Star della collezione: Vittorio Zecchin, pittore veneziano di raffinata cultura europea, che si confrontò con la Secessione viennese, per poi migrare alla sapienza del vetro. Era il 1921 quando gli fu affidata la direzione artistica di una vetreria innovativa, appena aperta a Murano dall'antiquario Giacomo Cappellin e dall'avvocato Paolo Venini. Subito Zecchin segnò una svolta epocale nello stile dei soffiati, ancora viziato da eccessi ornamentali, ghirlande e fioriture ormai appassite.Con lui il vasellame si fece d'un tratto essenziale, leggero, delicato e trasparente nei colori: ispirato alla pittura veneziana del Cinquecento, alle mense di Tiziano, Tintoretto, Veronese… "Zecchin disegnò qualche migliaio di modelli per la Cappellin Venini, ma non tutti entrarono in produzione", continua Franzoia. "Nella prima sala del museo espongo 120 pezzi esemplari".
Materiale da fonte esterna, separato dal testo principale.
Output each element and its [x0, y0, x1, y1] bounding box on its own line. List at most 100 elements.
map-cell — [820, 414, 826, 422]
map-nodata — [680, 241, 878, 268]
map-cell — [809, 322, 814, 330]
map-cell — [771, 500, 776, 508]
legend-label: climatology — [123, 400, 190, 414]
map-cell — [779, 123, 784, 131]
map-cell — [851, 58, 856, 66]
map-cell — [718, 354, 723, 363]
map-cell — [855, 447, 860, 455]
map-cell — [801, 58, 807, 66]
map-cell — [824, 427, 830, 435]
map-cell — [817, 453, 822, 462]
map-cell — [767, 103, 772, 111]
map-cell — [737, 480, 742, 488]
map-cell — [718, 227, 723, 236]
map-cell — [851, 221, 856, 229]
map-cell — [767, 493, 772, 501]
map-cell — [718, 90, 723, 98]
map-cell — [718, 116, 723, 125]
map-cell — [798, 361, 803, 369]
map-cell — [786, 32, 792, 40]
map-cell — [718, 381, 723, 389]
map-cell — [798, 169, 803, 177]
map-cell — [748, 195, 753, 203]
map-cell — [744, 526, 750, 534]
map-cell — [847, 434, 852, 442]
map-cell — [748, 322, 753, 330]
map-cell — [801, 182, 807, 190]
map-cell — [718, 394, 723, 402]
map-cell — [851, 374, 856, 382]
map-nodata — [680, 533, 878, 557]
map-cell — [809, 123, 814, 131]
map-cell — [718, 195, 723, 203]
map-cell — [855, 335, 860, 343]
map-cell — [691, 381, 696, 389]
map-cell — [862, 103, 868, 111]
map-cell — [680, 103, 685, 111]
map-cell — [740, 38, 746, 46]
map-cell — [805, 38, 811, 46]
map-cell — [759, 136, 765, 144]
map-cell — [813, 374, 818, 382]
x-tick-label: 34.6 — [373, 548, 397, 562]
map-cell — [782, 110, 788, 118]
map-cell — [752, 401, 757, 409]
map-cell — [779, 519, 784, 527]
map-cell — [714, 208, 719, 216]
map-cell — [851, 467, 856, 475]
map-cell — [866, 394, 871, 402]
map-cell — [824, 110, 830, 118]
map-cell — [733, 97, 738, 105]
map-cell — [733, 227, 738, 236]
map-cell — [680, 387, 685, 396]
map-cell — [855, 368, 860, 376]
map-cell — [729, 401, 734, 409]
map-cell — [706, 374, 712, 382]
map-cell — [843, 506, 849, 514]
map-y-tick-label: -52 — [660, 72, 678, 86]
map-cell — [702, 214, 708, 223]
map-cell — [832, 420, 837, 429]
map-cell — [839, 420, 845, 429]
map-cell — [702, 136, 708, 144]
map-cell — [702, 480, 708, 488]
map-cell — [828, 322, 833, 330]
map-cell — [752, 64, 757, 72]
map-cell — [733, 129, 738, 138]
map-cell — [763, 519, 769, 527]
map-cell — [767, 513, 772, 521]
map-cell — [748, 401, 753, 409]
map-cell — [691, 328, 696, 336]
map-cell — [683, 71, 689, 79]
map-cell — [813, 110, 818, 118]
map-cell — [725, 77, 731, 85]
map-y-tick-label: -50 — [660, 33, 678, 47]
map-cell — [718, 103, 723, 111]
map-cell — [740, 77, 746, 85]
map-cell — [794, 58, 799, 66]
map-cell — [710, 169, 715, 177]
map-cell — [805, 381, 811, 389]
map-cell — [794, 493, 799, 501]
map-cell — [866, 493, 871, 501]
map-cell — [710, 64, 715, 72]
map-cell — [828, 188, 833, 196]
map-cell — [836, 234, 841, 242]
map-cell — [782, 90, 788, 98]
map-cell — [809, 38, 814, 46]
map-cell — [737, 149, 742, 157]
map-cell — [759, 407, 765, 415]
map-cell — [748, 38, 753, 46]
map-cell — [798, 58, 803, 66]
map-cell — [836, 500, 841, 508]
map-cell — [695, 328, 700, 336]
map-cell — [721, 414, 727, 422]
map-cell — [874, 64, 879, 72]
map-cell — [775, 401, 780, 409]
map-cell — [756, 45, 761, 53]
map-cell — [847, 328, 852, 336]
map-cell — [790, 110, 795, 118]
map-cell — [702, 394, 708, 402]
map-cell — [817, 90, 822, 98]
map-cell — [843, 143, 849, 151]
Nella seconda, invece, a primeggiare è Carlo Scarpa: l'architetto e designer fu di casa a Murano dal 1926 fino all'immediato dopoguerra, prima lavorando per Cappellin, poi per Venini, che nel frattempo avevano liquidato la ditta comune e aperto fornaci in proprio. "Con Scarpa il vetro esce dal mondo delle arti decorative e diventa poesia", afferma Franzoia. "La sua è una continua sperimentazione di nuove forme e tecniche esecutive, magari recuperate dal passato e cadute in disuso. Tanto che non sempre le sue idee furono messe sul mercato, perché troppo difficili da eseguire". E qui Franzoia si lancia nel ricordo di lavorazioni dai nomi suggestivi e misteriosi per i non addetti ai lavori: avventurine, lattimi, reticelli, sommersi, corrosi, bollicine… Tutti evocati con la voluttà che si riserva solo alle grandi passioni.
Gemme fragili e preziose che fin dal Medioevo andarono a ruba tra sovrani e nobili d'Europa. Tanto che nel Rinascimento i maestri soffiatori acquisirono il privilegio di maritare le proprie figlie alle più prestigiose famiglie della Serenissima. E nel Seicento tremila persone, quasi la metà della popolazione di Murano, aveva ormai a che fare con l'industria del vetro. Producendo capolavori puramente decorativi, ma anche oggetti d'uso domestico: bicchieri, brocche, ampolle, vassoi, cestini… Quei "vetri da mensa" che Franzoia ha sempre amato ("Bere in un bel calice potenzia il piacere del vino"). E che ora, di varie epoche e manifatture, affollano la terza sala della Galleria Rizzarda. Tra le chicche, un servizio di bicchieri e caraffe firmato Cappellin e appartenuto ad Arturo Toscanini: "Lo acquistai da un antiquario di New York, che lo aveva avuto dalla figlia del grande direttore d'orchestra".
Anche il mercato del vetro è inquinato dai falsi? "Più che mai, da quando i prezzi sono svettati. Ormai ci vogliono migliaia di euro per un bel soffiato d'epoca. E un vetro di Scarpa ha superato i centomila dollari in America. Solo un occhio esperto scansa le patacche". Lei dove acquista? "In negozi, aste, fiere d'antiquariato… Ma anche nei mercatini: scoprire un buon pezzo prima degli altri è un'emozione". Le migliori trouvaille? "Nei magazzini recentemente dismessi della vetreria Cvm, Compagnia Venezia Murano, che all'inizio del secolo scorso produceva servizi da pranzo per i Savoia. C'erano vecchi tesori ancora imballati nella paglia…" Ha mai avuto la tentazione di disegnare lei stesso per le fornaci di Murano? "Sì, ma l'orgoglio mi ha frenato: come cultore, puoi solo svettare. Altrimenti è meglio lasciar perdere".